I'm hoping to create a two-sided stream where people can ask questions live. Not needing a fixed script will also let me adapt and cover more topics -- like reflections on things I've done rather than polished videos.

 

This may work, but I'm a bit concerned about there being enough people when it's this live stream where the viewers are whoever happens to have some free time to watch.

Another option may be to record yourself doing a class. I've offered to do free courses in my area before, and they were usually pretty well attended. That way you know ahead of time that you have a certain number of captives, err I mean, students. When you get questions, you can repeat them for the video. I imagine there should be any number of reasonable options for a free or cheap place where they will provide you with a room and a projector (libraries, colleges, user groups, etc).
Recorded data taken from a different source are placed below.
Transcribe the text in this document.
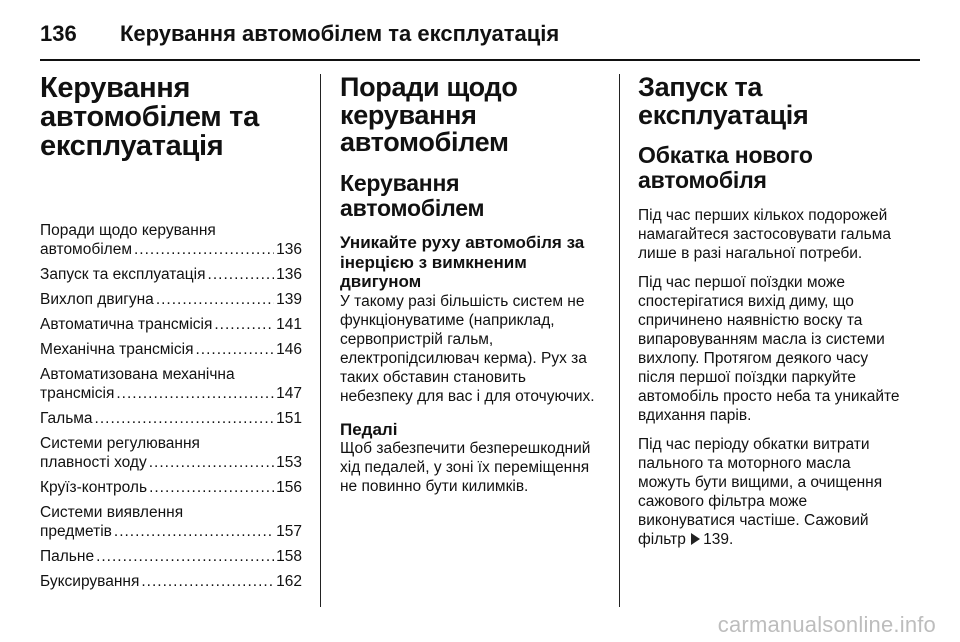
136	Керування автомобілем та експлуатація
Керування автомобілем та експлуатація
Поради щодо керування
автомобілем .....	136
Запуск та експлуатація .....	136
Вихлоп двигуна .....	139
Автоматична трансмісія .....	141
Механічна трансмісія .....	146
Автоматизована механічна
трансмісія .....	147
Гальма .....	151
Системи регулювання
плавності ходу .....	153
Круїз-контроль .....	156
Системи виявлення
предметів .....	157
Пальне .....	158
Буксирування .....	162
Поради щодо керування автомобілем
Керування автомобілем
Уникайте руху автомобіля за інерцією з вимкненим двигуном

У такому разі більшість систем не функціонуватиме (наприклад, сервопристрій гальм, електропідсилювач керма). Рух за таких обставин становить небезпеку для вас і для оточуючих.

Педалі

Щоб забезпечити безперешкодний хід педалей, у зоні їх переміщення не повинно бути килимків.

Запуск та експлуатація
Обкатка нового автомобіля

Під час перших кількох подорожей намагайтеся застосовувати гальма лише в разі нагальної потреби.

Під час першої поїздки може спостерігатися вихід диму, що спричинено наявністю воску та випаровуванням масла із системи вихлопу. Протягом деякого часу після першої поїздки паркуйте автомобіль просто неба та уникайте вдихання парів.

Під час періоду обкатки витрати пального та моторного масла можуть бути вищими, а очищення сажового фільтра може виконуватися частіше. Сажовий фільтр 139.

carmanualsonline.info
You could even live stream the class, so you'd get the best of both worlds. The downsides are that you have to get a bit organized about registering students and finding a venue. Also, that may force you to do the class in the evening or on a weekend when more people could attend and I don't know if that is a viable option given you mentioned a morning stream.

 

Some tihngs I'm interested in:

-lower-level programming, especially more complex interactions between software and the OS, things like mmap.

  • nondeterministic data structures lik

  • Geometry-related algorithms (convex hull, nearest neighbour, ...)

 

I can do some low-level stuff at some point, but I think I'll start with easier things at first. I've written about OS level stuff before, but it's hard to visualize, and hard to find simple examples of (though being a compiler writer I'm full of complex examples :)

 

You can find a lot of resources in Github like this github.com/mvillaloboz/open-source... or this other github.com/mvillaloboz/open-source... there you can find a complete list of topics for CS

 

Excellent, a curriculum just waiting for me. :)

Though, you appear to have posted the same link twice.

 

One thing that occurred to me is that it would be cool to watch something about the basics of 3-d graphics. Maybe start with 2-d graphics showing translation and rotation of some basic shapes; then extend that to 3-d, showing how to display objects and/or functions in 3d.

 

I've asked for similar feedback here and on ycombinator. Didn't get much response. Curious if you have better success.